Alle elezioni in Galizia e Paesi Baschi vincono tutti, tranne i socialisti di Pedro Sanchez. All’indomani dell’ennesima sconfitta nel Psoe, ormai, è guerra è aperta. E da questa guerra, e dalla formazione delle sue trincee, dipende il prossimo governo di Spagna. Che il partito di Sanchez sia spaccato in due non si può più nascondere: da una parte “el guapo” che ha in mente un “governo del cambio” con Podemos (e Ciudadanos), dall’altra i “baroni socialisti”, più propensi a un governo di larghe intese, a costo di sostenere Rajoy, e che oggi vedono nella debacle elettorale una buona occasione per chiedere a Sanchez di arrendersi.
La partita delle regionali doveva essere lo scossone per sbloccare la paralisi a Madrid. E siamo a poco più di un mese dall’ultima data utile – se prima che cominci novembre non si sarà trovata una soluzione di governo, re Felipe dovrà sciogliere le Camere e riconvocare le elezioni. A Pedro Sanchez non resta che accelerare. E giocare in anticipo, invitando al confronto aperto i “baroni” del suo partito che sono pronti a “chiedere la sua testa” dopo il terzo risultato deludente incassato (anche nelle due precedenti elezioni nazionali, il Psoe ha perso voti, molti voti).
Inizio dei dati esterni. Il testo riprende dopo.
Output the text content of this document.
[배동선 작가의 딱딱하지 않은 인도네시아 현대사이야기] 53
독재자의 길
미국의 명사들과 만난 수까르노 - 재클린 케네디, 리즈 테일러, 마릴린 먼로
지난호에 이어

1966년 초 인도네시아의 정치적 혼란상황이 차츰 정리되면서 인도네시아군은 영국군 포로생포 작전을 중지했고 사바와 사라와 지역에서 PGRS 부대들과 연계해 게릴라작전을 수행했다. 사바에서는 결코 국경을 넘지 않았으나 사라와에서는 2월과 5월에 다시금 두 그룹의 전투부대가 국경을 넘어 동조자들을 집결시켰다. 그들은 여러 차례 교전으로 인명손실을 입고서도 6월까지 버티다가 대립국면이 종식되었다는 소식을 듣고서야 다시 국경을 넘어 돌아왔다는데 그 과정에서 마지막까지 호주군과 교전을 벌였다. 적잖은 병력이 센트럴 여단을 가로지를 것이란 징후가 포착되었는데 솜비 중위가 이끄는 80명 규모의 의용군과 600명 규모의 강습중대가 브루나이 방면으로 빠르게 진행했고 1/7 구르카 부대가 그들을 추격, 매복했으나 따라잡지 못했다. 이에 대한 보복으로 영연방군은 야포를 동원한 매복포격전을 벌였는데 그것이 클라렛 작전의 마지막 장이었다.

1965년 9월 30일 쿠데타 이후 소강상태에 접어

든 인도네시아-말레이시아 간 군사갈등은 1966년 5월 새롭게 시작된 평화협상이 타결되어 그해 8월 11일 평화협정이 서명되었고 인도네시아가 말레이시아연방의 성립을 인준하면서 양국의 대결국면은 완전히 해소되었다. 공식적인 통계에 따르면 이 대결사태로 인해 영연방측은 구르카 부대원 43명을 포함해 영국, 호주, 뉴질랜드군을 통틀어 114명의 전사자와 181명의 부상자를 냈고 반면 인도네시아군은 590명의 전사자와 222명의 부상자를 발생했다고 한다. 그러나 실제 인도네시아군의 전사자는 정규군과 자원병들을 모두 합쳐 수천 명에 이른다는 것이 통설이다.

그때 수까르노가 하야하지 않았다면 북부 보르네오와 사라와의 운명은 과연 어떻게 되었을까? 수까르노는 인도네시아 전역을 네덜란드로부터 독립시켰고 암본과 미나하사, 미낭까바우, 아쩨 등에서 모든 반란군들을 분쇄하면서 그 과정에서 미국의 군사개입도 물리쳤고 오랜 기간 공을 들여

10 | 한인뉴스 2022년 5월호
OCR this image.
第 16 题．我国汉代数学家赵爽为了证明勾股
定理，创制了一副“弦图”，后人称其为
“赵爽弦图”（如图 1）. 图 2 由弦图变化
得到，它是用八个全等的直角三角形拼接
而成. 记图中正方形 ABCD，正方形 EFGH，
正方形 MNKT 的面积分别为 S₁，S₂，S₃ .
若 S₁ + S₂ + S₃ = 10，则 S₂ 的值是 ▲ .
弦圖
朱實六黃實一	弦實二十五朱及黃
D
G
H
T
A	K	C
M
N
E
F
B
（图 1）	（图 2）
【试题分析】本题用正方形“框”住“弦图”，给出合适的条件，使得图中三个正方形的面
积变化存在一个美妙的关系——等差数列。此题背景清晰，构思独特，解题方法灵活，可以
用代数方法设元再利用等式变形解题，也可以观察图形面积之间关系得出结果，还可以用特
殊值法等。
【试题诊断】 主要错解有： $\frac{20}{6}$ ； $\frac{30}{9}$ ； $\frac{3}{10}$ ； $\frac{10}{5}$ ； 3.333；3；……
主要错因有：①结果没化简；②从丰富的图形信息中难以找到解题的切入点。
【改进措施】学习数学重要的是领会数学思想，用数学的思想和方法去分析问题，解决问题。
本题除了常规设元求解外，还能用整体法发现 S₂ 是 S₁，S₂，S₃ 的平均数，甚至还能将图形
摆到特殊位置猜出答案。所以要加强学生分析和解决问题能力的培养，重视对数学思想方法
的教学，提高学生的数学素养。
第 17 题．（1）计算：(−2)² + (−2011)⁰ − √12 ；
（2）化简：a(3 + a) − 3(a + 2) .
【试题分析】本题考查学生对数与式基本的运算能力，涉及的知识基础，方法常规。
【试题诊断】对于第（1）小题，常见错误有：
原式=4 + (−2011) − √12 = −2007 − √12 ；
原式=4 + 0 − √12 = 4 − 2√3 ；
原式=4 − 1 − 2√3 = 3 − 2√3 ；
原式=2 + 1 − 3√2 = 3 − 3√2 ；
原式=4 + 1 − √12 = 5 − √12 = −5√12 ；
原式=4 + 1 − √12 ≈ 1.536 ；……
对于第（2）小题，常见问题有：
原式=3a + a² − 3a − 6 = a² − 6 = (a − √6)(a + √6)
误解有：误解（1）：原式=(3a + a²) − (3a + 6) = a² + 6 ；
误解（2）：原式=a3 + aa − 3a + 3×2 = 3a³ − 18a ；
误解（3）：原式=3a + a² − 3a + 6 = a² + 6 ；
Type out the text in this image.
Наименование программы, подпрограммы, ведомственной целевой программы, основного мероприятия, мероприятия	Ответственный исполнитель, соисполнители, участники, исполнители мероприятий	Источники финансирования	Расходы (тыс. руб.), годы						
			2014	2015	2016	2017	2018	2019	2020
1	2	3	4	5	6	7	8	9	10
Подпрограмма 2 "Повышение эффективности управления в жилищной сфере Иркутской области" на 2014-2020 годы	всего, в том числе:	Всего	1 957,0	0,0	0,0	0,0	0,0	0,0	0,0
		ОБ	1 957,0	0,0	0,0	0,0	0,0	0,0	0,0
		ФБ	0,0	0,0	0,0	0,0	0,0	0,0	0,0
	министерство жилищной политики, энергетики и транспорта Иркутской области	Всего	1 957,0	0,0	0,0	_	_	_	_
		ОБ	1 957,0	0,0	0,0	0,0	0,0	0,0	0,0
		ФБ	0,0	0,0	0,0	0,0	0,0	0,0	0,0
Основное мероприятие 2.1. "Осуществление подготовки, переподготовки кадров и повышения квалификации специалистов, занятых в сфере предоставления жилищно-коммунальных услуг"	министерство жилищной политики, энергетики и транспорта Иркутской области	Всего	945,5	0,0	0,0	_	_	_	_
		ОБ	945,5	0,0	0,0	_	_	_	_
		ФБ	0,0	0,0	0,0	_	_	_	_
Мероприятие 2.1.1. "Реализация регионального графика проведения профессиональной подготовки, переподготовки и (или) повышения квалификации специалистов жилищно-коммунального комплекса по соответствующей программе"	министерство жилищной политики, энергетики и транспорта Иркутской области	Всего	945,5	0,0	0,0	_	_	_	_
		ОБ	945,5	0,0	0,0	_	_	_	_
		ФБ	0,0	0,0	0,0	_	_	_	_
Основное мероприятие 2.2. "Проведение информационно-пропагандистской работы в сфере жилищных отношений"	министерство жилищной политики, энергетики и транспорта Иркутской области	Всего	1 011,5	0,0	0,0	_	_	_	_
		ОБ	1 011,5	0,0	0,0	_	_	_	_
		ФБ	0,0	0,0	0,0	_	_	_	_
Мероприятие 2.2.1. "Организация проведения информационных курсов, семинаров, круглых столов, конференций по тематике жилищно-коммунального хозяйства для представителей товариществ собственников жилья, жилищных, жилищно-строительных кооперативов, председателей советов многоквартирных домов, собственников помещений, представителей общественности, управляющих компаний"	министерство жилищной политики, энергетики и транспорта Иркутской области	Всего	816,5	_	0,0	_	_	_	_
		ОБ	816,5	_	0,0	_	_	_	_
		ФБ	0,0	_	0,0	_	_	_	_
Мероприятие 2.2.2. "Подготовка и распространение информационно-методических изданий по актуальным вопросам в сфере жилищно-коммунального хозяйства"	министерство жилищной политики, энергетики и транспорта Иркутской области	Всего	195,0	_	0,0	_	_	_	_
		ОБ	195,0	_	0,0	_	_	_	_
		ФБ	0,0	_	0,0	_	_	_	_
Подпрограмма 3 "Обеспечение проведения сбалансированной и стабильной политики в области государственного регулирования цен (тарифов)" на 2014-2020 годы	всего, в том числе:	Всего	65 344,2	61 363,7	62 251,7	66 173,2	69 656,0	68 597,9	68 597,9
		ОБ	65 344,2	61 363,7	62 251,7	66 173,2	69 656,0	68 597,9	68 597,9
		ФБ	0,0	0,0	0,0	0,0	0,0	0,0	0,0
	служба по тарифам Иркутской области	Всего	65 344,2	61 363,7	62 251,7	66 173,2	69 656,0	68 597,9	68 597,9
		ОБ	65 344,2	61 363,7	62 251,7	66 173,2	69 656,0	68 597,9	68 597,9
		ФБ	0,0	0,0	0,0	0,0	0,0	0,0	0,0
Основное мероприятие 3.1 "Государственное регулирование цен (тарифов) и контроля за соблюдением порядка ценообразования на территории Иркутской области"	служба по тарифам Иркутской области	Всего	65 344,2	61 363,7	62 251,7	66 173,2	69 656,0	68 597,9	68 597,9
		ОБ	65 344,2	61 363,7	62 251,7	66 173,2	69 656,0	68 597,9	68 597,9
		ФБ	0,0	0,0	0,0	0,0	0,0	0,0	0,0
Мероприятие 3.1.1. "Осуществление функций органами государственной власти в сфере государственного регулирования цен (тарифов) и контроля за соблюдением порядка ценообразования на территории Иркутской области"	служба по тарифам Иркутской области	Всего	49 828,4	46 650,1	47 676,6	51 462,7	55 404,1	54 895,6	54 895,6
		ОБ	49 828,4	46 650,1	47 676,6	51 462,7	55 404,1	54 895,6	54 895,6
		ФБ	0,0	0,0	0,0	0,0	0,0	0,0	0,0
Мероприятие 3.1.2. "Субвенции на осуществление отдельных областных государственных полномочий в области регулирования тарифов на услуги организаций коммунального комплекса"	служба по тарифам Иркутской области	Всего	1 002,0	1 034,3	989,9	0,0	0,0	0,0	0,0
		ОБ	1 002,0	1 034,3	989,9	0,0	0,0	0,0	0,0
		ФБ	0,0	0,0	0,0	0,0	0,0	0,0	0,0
Avanzamos en confluencia en Euskadi y Galicia. Un orgullo caminar a tu lado @agarzon ✊
— Pablo Iglesias (@Pablo_Iglesias_) 25 settembre 2016
Uscita a sinistra
Nella Galizia che ha dato i natali a Mariano Rajoy – e che oggi decide di riconfermare il suo erede Alberto Núñez Feijoo con la maggioranza assoluta (47,5%, 41 seggi sui 75 del parlamento locale), i popolari potrebbero ritrovare la strada del governo a Madrid. In Galizia e nei Paesi Baschi si consuma la terza vittoria alle urne per Rajoy. E anche alla sinistra del Psoe si registrano avanzamenti, la coalizione di sinistra “En Marea” (con Podemos), che è già al governo di A Coruna, esordisce alla regione con il 19% e sorpassa il Psoe (17,8%). Il sorpasso della sinistra sui socialisti si registra pure nei Paesi Baschi dove, però, a cantar vittoria sono i nazionalisti del Partito nazionalista basco (Pnv), una conferma per il presidente Inigo Urkullu che, però, con il 37,6% dovrà trovare degli alleati per una maggioranza stabile. Di fronte a lui, al momento, in ordine: gli indipendentisti di EH Bildu (21,2%), Podemos (14,8%), e le due forza tradizionali di Madrid in coda: i socialisti dimezzati (11,9%) e i popolari di Rajoy fermi al 10,1%.
Se la minoranza Psoe investe Rajoy
Se Pablo Iglesias questa mattina – e nonostante le polemiche con il suo numero due Íñigo Errejón – si è svegliato con un “tweet a pugno chiuso” ad Alberto Garzon, Pedro Sanchez al risveglio ha trovato il fiato sul collo di mezzo partito. La linea di Sanchez che vuole trattative con Podemos e governo “di cambiamento” non piace ai “baroni del suo partito” che puntano sull’andalusa Susan Diaz per sostituire “el guapo”. Lo scontro frontale dentro il Psoe, ormai, è vicino, il primo ring si terrà al consiglio federale del primo ottobre. Intanto Sanchez convoca un congresso straordinario per ottenere dai militanti una conferma della sua leadership ora azzoppata. In caso di scissione, la parte anti-Sanchez del Psoe potrebbe decidere di contribuire all’investitura di Rajoy prima della scadenza fatidica del 31 ottobre. Andando ad aggiungersi ai 170 deputati su cui il Pp può contare, e i cinque del Pnv, raggiungendo quota 175 su 350 al Congresso, e quindi la maggioranza.